Se você não estava escondido debaixo de uma pedra durante a última cerimônia de entrega dos Grammys, em fevereiro deste ano, já deve ter ouvido falar pelo menos uma vez em Hamilton, a nova sensação do teatro musical americano, principalmente entre o público jovem.

Esbarrei com o musical pela primeira vez nesta ocasião, quando o elenco, que concorria na categoria de Melhor Trilha Sonora, apresentou o número inicial do show, transmitido ao vivo pela premiação. Fiquei de fevereiro a junho para pesquisar mais sobre esta performance, que foi a que mais me chamou à atenção durante a premiação, mas, quando resolvi corri atrás, foi um caminho sem volta: foram três meses de completa fascinação e obsessão pelo musical, tão imersa a ponto de ficar totalmente alheia a qualquer outro tipo de arte ou entretenimento durante todo esse período.

Demorei esse tempo todo também para conseguir resumir em apenas 10 itens (será mesmo?) as razões pelas quais todo amante da cultura pop deveria estar surtando por essa obra de arte.

 

O contexto

Você não vai saber lidar com tanta representatividade envolvida

 

Imagine um musical sobre a vida e carreira de uma das mais desconhecidas figuras políticas americanas, o primeiro Secretário do Tesouro dos Estados Unidos, Alexander Hamilton. Já parece chato e meio sem noção mesmo que você goste de musicais ou de história, mas e se eu te dissesse que até os maiores haters desses dois elementos estão caindo de amores pela peça, principalmente o público jovem, que não tem tanta familiaridade com frequentar a Broadway?

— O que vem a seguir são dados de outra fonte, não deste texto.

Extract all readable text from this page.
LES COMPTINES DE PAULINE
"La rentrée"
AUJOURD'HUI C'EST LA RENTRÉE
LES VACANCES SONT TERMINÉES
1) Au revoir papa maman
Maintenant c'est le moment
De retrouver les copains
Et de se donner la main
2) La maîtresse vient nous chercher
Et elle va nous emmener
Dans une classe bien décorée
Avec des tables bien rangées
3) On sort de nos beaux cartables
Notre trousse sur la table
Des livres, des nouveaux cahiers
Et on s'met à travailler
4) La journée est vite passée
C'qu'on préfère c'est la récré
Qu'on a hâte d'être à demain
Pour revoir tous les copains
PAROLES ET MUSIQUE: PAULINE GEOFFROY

Isso aconteceu porque os jovens americanos se encantaram com a proposta do musical: a América como ela foi, contada pela América como ela é agora. De forma pioneira, Hamilton assim como seu antecessor “In the Heights” é um musical broadwayano a ser inteiramente cantado em rap, hip-hop, R&B, dancehall e outros ritmos muito distantes do tradicional repertório do centro teatral mais famoso do mundo.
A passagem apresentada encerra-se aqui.